A few deeply knowledgeable Republicans I talked to (if I told you who they were, they wouldn’t talk to me anymore) gave him something like a 1 in 5 chance of getting the nomination. Their view is that Mr. Huntsman, who is regarded as a moderate on issues like immigration and climate change, isn’t nearly as likely a choice as Mr. Romney, but he’s not substantially less likely than, say, Tim Pawlenty, the former governor of Minnesota.
Ok, claiming that Huntsman has as good a chance as no-hoper Tim Pawlenty is not exactly taking a big leap.
But Huntsman doesn't have a chance at all.
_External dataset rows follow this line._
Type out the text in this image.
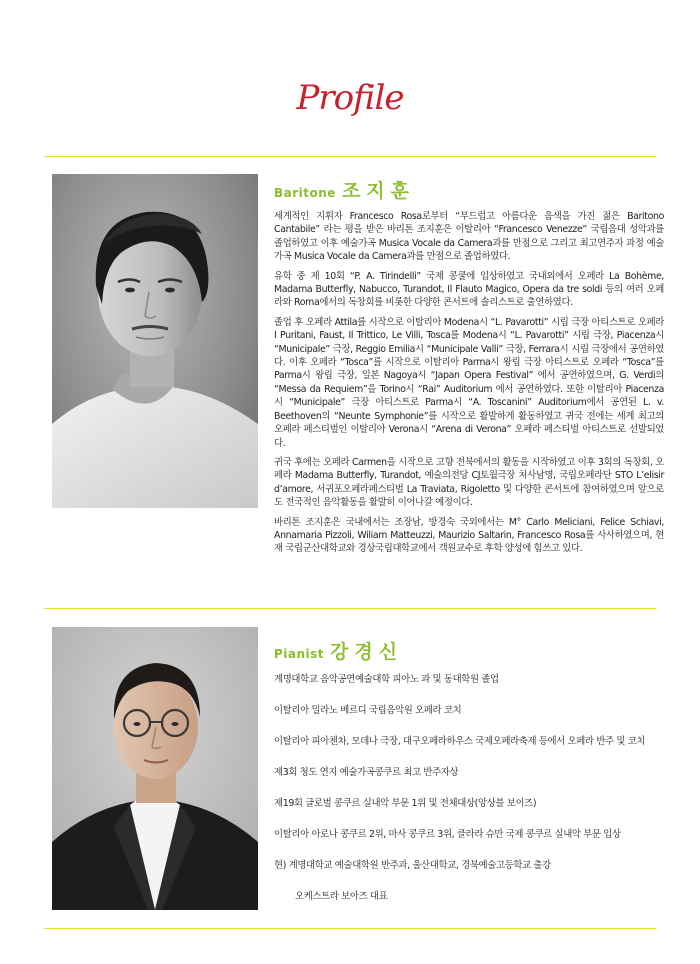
Profile
Baritone 조지훈

세계적인 지휘자 Francesco Rosa로부터 “부드럽고 아름다운 음색을 가진 젊은 Baritono Cantabile” 라는 평을 받은 바리톤 조지훈은 이탈리아 “Francesco Venezze” 국립음대 성악과를 졸업하였고 이후 예술가곡 Musica Vocale da Camera과를 만점으로 그리고 최고연주자 과정 예술가곡 Musica Vocale da Camera과를 만점으로 졸업하였다.

유학 중 제 10회 “P. A. Tirindelli” 국제 콩쿨에 입상하였고 국내외에서 오페라 La Bohème, Madama Butterfly, Nabucco, Turandot, Il Flauto Magico, Opera da tre soldi 등의 여러 오페라와 Roma에서의 독창회를 비롯한 다양한 콘서트에 솔리스트로 출연하였다.

졸업 후 오페라 Attila를 시작으로 이탈리아 Modena시 “L. Pavarotti” 시립 극장 아티스트로 오페라 I Puritani, Faust, Il Trittico, Le Villi, Tosca를 Modena시 “L. Pavarotti” 시립 극장, Piacenza시 “Municipale” 극장, Reggio Emilia시 “Municipale Valli” 극장, Ferrara시 시립 극장에서 공연하였다. 이후 오페라 “Tosca”를 시작으로 이탈리아 Parma시 왕립 극장 아티스트로 오페라 “Tosca”를 Parma시 왕립 극장, 일본 Nagoya시 “Japan Opera Festival” 에서 공연하였으며, G. Verdi의 “Messa da Requiem”을 Torino시 “Rai” Auditorium 에서 공연하였다. 또한 이탈리아 Piacenza시 “Municipale” 극장 아티스트로 Parma시 “A. Toscanini” Auditorium에서 공연된 L. v. Beethoven의 “Neunte Symphonie”를 시작으로 활발하게 활동하였고 귀국 전에는 세계 최고의 오페라 페스티벌인 이탈리아 Verona시 “Arena di Verona” 오페라 페스티벌 아티스트로 선발되었다.

귀국 후에는 오페라 Carmen을 시작으로 고향 전북에서의 활동을 시작하였고 이후 3회의 독창회, 오페라 Madama Butterfly, Turandot, 예술의전당 CJ토월극장 처사남명, 국립오페라단 STO L’elisir d’amore, 서귀포오페라페스티벌 La Traviata, Rigoletto 및 다양한 콘서트에 참여하였으며 앞으로도 전국적인 음악활동을 활발히 이어나갈 예정이다.

바리톤 조지훈은 국내에서는 조장남, 방경숙 국외에서는 M° Carlo Meliciani, Felice Schiavi, Annamaria Pizzoli, Wiliam Matteuzzi, Maurizio Saltarin, Francesco Rosa를 사사하였으며, 현재 국립군산대학교와 경상국립대학교에서 객원교수로 후학 양성에 힘쓰고 있다.

Pianist 강경신
계명대학교 음악공연예술대학 피아노 과 및 동대학원 졸업
이탈리아 밀라노 베르디 국립음악원 오페라 코치
이탈리아 피아첸차, 모데나 극장, 대구오페라하우스 국제오페라축제 등에서 오페라 반주 및 코치
제3회 청도 연지 예술가곡콩쿠르 최고 반주자상
제19회 글로벌 콩쿠르 실내악 부문 1위 및 전체대상(앙상블 보이즈)
이탈리아 아로나 콩쿠르 2위, 마사 콩쿠르 3위, 클라라 슈만 국제 콩쿠르 실내악 부문 입상
현) 계명대학교 예술대학원 반주과, 울산대학교, 경북예술고등학교 출강
오케스트라 보아즈 대표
What Huntsman wants to be is the Barack Obama of Republican moderates--someone who can appeal to a broad coalition of Wall Street guys, Main Street Republican businessmen, and traditional conservatives who don't like too much progress but aren't interested in re-enacting either the Boston Tea Party or the attack on Fort Sumter.
But Mitt Romney pretty much has those constituencies sewn up. That leaves Huntsman and Pawlenty fighting over the scraps of Republican voters who think like Romney but don't want to vote for Romney.
That's not a very big group.
If Jon Huntsman has a purpose in running for president at all in 2012, it's to put himself in position to be a consensus elite candidate in 2016.
But he doesn't have any chance of accomplishing that either.